Member function pointer to unspecified class type - is it possible?

Question

Is it possible to declare a function pointer (non C++ 11) that can point to a member function of any class (read: not a specific class)?

For example, if I had class A, B, and C. C has a function pointer declared in it, and I'd like to switch that pointer between pointing to one of B's member function's and one of A's member functions. Does C++ allow this?

Answer 1

Yes you can, but you have to remove some type safety and keep track of the this pointer as well as the member function.

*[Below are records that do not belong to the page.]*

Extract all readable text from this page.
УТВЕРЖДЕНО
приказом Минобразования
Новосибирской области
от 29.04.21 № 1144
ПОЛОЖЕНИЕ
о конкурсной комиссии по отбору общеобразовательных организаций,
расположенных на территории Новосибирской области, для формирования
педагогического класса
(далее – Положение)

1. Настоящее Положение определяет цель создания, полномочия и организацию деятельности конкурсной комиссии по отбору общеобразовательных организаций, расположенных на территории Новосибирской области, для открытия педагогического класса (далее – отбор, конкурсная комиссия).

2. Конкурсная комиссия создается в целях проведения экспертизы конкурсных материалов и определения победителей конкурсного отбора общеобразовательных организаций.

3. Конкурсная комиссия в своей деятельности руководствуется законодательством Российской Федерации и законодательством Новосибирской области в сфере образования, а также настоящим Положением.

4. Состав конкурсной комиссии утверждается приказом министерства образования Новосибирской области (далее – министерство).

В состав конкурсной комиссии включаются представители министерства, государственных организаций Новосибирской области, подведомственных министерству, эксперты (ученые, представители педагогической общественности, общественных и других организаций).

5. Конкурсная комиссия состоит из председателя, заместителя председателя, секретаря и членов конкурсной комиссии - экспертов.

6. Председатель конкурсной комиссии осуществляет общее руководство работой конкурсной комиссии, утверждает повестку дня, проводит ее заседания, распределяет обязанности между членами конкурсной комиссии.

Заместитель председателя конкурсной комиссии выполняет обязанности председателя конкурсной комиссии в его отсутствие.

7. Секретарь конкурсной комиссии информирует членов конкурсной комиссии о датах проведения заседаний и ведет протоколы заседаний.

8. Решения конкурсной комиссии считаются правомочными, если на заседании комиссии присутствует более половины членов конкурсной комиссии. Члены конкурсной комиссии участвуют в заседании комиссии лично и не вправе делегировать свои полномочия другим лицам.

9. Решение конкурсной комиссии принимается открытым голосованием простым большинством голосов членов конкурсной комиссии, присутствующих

You can see a use-case in http://www.codeproject.com/Articles/11015/The-Impossibly-Fast-C-Delegates. The basic idea is to store the object pointer as a void pointer and redirect the function call through a static method.

#include <iostream>
using namespace std;

struct A { void foo() { cout << "A::foo\n"; } };
struct B { void foo() { cout << "B::foo\n"; } };

class C
{
public:
    C() : object_ptr(0), stub_ptr(0) {}

    template <class T, void (T::*TMethod)()>
    static C from_method(T* object_ptr)
    {
        C d;
        d.object_ptr = object_ptr;
        d.stub_ptr = &method_stub<T, TMethod>;
        return d;
    }

    void operator()() const
    {
        return (*stub_ptr)(object_ptr);
    }

private:
    typedef void (*stub_type)(void* object_ptr);

    void* object_ptr;
    stub_type stub_ptr;

    template <class T, void (T::*TMethod)()>
    static void method_stub(void* object_ptr)
    {
        T* p = static_cast<T*>(object_ptr);
        return (p->*TMethod)();
    }
};

int main() 
{
    A a;
    B b;

    C c = C::from_method<A, &A::foo>(&a);

    c();

    c = C::from_method<B, &B::foo>(&b);

    c();

    return 0;
}

The code above should print

A::foo
B::foo

This solution is faster than using std::function since it doesn't require a heap allocated storage for the data but this may only be used to reference member functions (unlike std::function that claims ownership of any callable object).